Costing data management

Creating, managing and sharing research data carries a cost, requiring the allocation of staff time and other resources. Generally, the costs of good data management are lower if performed on an ongoing basis, rather than applied retrospectively.

Researchers are encouraged to consider the resource implications of their research project and write these costs into research proposals and data management plans, at the earliest opportunity.

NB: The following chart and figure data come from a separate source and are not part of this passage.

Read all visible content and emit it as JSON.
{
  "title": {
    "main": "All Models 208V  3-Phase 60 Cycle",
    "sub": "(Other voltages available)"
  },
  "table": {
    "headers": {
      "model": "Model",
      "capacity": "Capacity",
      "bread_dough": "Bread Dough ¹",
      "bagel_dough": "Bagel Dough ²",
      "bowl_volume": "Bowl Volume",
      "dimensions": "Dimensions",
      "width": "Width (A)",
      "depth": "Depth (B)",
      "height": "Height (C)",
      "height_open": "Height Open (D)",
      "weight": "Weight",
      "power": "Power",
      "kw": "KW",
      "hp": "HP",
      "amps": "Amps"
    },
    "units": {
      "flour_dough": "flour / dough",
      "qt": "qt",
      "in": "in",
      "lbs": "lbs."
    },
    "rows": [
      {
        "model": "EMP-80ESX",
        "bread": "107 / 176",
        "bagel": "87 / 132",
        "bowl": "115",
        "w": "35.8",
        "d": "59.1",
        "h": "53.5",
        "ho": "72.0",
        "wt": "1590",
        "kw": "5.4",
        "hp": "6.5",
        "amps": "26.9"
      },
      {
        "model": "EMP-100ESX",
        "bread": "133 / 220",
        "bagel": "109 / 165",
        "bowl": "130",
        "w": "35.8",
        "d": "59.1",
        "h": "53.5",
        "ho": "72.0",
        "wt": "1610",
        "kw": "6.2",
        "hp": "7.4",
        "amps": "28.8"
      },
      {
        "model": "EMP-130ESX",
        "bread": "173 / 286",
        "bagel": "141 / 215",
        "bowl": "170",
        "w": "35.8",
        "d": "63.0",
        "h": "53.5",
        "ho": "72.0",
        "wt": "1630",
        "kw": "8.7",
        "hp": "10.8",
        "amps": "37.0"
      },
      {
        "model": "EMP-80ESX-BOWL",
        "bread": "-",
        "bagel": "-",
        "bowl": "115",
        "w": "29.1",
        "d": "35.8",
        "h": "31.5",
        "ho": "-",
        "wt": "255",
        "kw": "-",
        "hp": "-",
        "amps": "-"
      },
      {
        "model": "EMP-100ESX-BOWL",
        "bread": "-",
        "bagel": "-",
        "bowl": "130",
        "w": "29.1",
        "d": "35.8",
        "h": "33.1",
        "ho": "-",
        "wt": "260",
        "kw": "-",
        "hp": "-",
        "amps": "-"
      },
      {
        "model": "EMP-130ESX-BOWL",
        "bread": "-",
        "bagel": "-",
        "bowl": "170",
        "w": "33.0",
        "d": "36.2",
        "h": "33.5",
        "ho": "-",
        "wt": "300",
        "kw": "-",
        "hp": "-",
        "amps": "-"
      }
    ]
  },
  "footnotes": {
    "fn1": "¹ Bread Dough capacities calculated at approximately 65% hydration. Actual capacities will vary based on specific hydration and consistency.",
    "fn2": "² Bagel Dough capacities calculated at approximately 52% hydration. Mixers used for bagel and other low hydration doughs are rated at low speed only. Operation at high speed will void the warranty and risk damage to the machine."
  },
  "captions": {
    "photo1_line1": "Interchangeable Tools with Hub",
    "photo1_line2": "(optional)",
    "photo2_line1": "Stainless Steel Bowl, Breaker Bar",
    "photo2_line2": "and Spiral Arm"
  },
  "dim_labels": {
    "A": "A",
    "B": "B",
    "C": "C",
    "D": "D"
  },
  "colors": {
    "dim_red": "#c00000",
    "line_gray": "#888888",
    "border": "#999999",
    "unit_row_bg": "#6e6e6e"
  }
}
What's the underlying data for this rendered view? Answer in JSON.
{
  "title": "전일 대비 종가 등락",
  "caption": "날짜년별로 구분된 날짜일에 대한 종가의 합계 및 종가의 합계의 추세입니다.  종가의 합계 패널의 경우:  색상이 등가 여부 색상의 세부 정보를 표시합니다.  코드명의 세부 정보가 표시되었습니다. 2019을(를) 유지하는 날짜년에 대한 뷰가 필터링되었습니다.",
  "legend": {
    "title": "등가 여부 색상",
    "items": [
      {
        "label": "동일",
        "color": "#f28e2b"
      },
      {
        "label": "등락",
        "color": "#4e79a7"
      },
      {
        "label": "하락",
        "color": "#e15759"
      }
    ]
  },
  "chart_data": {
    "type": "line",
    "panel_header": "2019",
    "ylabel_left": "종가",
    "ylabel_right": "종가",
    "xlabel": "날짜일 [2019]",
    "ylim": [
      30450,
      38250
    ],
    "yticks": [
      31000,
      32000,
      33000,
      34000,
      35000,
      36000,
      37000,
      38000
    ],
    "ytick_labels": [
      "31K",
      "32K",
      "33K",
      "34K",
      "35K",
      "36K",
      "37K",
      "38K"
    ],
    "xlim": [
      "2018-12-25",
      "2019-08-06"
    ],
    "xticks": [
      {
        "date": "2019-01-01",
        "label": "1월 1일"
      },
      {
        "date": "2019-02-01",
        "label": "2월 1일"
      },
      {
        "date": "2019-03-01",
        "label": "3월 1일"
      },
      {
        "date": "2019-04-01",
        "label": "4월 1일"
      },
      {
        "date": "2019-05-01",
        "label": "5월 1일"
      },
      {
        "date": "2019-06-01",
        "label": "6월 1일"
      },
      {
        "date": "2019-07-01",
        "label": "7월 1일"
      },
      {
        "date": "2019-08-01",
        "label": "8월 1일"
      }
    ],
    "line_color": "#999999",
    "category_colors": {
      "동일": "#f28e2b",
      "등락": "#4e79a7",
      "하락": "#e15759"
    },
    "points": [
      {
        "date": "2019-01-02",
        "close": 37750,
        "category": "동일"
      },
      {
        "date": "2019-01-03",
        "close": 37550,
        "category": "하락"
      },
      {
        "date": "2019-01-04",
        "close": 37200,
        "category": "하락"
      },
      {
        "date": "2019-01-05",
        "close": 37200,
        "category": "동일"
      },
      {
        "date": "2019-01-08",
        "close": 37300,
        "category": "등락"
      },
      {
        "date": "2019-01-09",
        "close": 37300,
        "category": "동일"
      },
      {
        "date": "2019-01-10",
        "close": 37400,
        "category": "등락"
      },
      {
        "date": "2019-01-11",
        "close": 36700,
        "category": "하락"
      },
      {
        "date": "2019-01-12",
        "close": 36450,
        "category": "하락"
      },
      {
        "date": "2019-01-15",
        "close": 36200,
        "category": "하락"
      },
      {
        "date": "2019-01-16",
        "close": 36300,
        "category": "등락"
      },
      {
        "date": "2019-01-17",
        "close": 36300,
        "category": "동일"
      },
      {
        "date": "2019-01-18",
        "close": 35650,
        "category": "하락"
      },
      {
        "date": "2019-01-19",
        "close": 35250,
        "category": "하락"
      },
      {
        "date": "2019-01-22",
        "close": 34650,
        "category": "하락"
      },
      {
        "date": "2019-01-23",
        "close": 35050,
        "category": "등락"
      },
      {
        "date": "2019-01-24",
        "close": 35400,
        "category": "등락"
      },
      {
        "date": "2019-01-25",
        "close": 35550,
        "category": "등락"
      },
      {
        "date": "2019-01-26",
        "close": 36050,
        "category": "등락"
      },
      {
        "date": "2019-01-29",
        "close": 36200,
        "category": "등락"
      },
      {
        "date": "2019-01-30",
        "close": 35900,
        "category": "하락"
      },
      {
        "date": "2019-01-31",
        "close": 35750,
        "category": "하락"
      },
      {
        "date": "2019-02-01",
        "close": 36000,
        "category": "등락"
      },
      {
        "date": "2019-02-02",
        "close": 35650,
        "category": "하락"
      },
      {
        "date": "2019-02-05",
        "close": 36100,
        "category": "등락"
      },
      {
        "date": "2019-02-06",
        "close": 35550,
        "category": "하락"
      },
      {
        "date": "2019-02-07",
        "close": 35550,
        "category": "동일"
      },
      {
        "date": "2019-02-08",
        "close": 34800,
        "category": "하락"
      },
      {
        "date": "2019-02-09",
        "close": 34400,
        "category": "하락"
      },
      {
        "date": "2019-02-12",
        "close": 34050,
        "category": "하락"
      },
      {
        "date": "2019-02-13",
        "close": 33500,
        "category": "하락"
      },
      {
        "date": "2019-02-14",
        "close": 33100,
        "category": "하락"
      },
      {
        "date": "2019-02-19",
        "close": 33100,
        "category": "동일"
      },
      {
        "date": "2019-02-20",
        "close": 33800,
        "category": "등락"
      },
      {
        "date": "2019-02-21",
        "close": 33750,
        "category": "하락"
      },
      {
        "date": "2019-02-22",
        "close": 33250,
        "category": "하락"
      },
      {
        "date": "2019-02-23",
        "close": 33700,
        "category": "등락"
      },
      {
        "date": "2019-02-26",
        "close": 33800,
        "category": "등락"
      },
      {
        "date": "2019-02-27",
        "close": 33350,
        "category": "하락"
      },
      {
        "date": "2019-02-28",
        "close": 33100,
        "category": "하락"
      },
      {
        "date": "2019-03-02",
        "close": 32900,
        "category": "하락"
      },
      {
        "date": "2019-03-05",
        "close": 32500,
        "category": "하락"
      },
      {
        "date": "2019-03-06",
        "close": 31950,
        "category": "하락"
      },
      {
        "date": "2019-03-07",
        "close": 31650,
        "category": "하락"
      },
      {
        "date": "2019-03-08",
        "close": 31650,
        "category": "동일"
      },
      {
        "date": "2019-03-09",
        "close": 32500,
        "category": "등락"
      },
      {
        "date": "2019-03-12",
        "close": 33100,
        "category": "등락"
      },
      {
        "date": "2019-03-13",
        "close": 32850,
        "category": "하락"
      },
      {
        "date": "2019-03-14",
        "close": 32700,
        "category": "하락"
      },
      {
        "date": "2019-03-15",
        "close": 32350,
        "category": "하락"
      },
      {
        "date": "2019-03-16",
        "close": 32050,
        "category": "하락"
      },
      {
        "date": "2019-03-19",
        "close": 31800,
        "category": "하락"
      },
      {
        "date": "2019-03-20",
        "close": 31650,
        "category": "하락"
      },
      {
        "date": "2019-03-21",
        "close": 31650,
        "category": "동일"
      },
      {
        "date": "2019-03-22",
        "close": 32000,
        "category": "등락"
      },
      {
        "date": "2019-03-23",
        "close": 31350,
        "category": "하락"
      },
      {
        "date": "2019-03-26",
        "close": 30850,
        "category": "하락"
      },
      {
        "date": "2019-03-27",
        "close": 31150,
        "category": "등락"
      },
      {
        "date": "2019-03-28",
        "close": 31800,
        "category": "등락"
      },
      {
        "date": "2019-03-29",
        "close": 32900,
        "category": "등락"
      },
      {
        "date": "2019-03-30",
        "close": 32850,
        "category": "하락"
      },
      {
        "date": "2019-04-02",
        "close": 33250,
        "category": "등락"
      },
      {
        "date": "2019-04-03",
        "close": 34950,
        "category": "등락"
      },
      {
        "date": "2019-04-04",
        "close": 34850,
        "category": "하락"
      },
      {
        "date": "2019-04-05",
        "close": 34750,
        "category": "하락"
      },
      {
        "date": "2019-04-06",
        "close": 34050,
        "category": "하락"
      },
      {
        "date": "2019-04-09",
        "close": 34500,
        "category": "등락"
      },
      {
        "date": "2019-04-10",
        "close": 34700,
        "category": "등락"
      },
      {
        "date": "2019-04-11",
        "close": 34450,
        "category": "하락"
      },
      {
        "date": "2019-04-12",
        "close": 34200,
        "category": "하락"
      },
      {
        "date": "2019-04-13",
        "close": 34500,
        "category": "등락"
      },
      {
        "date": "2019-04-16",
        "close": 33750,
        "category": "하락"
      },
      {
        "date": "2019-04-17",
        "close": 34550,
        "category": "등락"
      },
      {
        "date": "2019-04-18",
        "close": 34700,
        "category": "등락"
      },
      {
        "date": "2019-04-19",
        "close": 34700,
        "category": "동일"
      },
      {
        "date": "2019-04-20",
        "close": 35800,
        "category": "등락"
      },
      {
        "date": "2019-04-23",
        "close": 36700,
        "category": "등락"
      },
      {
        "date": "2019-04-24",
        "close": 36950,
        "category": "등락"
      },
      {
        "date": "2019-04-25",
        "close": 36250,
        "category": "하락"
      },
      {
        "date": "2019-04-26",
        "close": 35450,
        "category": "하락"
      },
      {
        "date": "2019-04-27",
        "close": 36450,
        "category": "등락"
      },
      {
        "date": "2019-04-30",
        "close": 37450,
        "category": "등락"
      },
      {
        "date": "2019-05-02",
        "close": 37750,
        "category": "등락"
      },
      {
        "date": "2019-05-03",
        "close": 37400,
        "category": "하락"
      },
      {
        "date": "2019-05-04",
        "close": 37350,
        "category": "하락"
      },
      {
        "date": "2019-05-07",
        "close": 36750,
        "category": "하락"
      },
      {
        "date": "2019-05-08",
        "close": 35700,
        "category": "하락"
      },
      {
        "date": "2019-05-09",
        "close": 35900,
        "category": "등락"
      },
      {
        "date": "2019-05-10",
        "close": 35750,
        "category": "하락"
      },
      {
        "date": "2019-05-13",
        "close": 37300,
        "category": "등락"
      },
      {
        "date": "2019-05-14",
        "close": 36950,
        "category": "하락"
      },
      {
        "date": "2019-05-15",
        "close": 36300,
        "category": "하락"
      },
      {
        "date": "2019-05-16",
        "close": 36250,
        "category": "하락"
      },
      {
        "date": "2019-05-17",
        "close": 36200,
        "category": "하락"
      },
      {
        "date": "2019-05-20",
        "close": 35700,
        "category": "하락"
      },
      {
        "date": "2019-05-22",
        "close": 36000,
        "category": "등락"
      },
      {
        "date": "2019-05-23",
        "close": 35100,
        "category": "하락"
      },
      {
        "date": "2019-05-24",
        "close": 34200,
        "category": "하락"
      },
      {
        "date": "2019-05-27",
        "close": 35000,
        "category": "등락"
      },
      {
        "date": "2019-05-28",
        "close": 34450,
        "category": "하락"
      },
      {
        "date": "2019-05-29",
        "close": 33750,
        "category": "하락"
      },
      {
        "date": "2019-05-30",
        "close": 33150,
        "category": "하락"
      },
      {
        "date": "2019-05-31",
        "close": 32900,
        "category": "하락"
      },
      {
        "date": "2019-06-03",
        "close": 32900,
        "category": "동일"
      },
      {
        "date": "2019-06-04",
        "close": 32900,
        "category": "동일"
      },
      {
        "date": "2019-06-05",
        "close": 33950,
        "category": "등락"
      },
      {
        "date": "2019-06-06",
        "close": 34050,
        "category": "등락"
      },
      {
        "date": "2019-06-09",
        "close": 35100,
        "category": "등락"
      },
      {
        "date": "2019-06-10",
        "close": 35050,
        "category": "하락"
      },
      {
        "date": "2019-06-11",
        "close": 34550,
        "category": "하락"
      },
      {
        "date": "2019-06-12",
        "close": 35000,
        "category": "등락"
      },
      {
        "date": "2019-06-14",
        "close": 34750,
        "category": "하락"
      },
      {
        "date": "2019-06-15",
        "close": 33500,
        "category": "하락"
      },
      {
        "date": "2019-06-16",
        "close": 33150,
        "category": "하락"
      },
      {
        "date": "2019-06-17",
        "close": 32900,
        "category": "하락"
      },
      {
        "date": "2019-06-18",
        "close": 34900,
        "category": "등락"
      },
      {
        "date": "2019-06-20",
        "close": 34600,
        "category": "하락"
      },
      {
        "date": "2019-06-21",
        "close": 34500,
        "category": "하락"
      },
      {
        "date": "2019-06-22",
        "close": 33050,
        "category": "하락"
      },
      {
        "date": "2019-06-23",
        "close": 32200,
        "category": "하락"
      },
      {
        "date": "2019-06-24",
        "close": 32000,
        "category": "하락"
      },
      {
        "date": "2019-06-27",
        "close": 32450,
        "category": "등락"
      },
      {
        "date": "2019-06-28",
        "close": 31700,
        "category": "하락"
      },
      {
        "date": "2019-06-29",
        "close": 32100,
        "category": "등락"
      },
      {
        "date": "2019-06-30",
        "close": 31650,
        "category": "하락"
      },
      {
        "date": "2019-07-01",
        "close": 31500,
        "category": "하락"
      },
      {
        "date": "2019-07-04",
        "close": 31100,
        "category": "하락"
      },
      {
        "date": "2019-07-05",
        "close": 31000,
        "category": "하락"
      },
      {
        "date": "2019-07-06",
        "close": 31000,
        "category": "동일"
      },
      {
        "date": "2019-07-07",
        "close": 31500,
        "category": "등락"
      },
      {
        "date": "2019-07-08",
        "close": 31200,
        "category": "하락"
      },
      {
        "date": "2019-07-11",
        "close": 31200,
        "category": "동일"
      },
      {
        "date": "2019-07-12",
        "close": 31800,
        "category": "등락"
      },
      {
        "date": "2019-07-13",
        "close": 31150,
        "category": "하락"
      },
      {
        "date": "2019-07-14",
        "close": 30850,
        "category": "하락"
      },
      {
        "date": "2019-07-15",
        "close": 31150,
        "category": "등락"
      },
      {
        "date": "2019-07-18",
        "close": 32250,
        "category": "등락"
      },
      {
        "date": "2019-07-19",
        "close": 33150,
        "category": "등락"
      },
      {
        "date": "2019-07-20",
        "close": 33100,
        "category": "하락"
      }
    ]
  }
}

Data management will vary, depending upon the amount and type of digital data being handled, type of activities performed and resources required. In the planning phase:
  • Identify data management tasks in your project: common activities to prepare data for analysis and sharing include data cleansing, transcription, anonymisation, copyright clearance, documentation writing, and metadata creation.
  • Determine staff time that must be spent on the task: identify who will be responsible for each of the tasks and the total amount of time spent on the task.
  • Establish additional resources needed: data management activities require purchase of additional resources, either as a one-off payment or recurring cost.
Examples of additional research data management costs:
  • Extra storage space is needed during or after research.
  • Specific storage space is needed during or after research, for example refrigerators.
  • Expertise on for instance data management, ICT, legal issues, ethical issues and/or data security needs to be hired.
  • Specific software is needed to manage, secure, share or store the data.
  • It is time consuming to prepare your data (including transcriptions, proper metadata and documentation) for long-term storage.
  • You need extra help conducting and/or transcribing the interviews.
The UK Data Service has developed a simple activity-based costing tool (focus: social sciences).
Inspired by this tool, the National Coordination Point Research Data Management (LCRDM) developed its own data management costs guide, a practical overview of possible costs per activity within each phase of the data life cycle.